Additional considerations include the structure of the data for training and generation and the role of human-in-the-loop, an artificial intelligence system in which a human is an active participant and thus can check the work of the model.
Opportunities for entrepreneurs and enterprises in generative AI lie in use cases where data is very structured, such as software code. Additionally, human-in-the-loop can mitigate the risk of the mistakes an AI can make.
Industry verticals and use cases with these characteristics represent the initial opportunity with generative AI. They include:
- Content creation: Generative AI can improve creativity, rate of content creation, and content quality. The technology can also be leveraged to analyze the performance of different types of content, such as blogs or social media ads, and provide insight into what is resonating with the audience.
- Customer service and support: Generative AI can augment and automate customer service and support through chatbots or virtual assistants. This helps businesses provide faster and more efficient service to their customers while reducing the cost of customer service operations. By pre-training on large amounts of text data, foundation models can learn to accurately interpret customer inquiries and provide more precise responses, leading to improved customer satisfaction and reduced operating costs. Differentiation among new entrants leveraging generative AI will largely depend on their ability to use fine-tuned smaller models which enable a better understanding of industry-specific language, jargon, or common customer questions as a mechanism to deliver tailored support that meets the needs of each customer and to continuously refine products for more accurate and effective outcomes.

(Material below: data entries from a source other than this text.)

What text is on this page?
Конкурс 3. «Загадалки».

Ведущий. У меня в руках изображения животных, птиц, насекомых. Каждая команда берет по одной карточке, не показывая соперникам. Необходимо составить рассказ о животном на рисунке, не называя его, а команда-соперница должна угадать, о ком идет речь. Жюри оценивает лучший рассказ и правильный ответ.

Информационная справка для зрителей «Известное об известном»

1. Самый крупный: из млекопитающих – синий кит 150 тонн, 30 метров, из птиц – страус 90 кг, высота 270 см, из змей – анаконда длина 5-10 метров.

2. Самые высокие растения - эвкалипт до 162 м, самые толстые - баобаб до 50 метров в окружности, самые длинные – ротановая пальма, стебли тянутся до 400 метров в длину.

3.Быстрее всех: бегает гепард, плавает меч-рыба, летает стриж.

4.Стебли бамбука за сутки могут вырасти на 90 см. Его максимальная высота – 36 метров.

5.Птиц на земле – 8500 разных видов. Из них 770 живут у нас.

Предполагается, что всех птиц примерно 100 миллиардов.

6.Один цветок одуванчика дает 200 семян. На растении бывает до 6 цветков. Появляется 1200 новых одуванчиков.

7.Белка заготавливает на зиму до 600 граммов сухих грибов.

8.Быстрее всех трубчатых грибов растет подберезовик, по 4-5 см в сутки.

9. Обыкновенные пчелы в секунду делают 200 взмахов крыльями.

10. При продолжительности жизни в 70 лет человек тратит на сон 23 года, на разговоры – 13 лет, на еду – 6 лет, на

- Sales and marketing: AI can analyze customer behavior and preferences and generate personalized product recommendations. This can help businesses increase sales and customer engagement. In addition, fine-tuned models can help sales and marketing teams target the right customers with the right message at the right time. By analyzing data on customer behavior, the model can predict which customers are most likely to convert and which messaging will be most effective. And that becomes a strong differentiator for a new entrant to capture market share.
- Software and product development: Generative AI will simplify the entire development cycle from code generation, code completion, bug detection, documentation, and testing. Foundation models allow developers to focus on design and feature building rather than correcting errors in the code. For instance, new entrants can provide AI-powered assistants that are fine-tuned to understand programming concepts and provide context-aware assistance, helping developers navigate complex codebases, find relevant documentation, or suggest code snippets. This can help developers save time, upskill their abilities, and improve code quality.
Knowing the past to see the future
While we are still in the early days of the immense enterprise and startup value that generative AI and foundation models will unlock, everyone from entrepreneurs to C-suite decision-makers benefits from understanding how we arrived at where we are today. Moreover, understanding these concepts helps with realizing the potential for scale, reframing, and growing business opportunities. Knowing where the opportunities lie means making smart decisions about what promises to be an inspiring future ahead.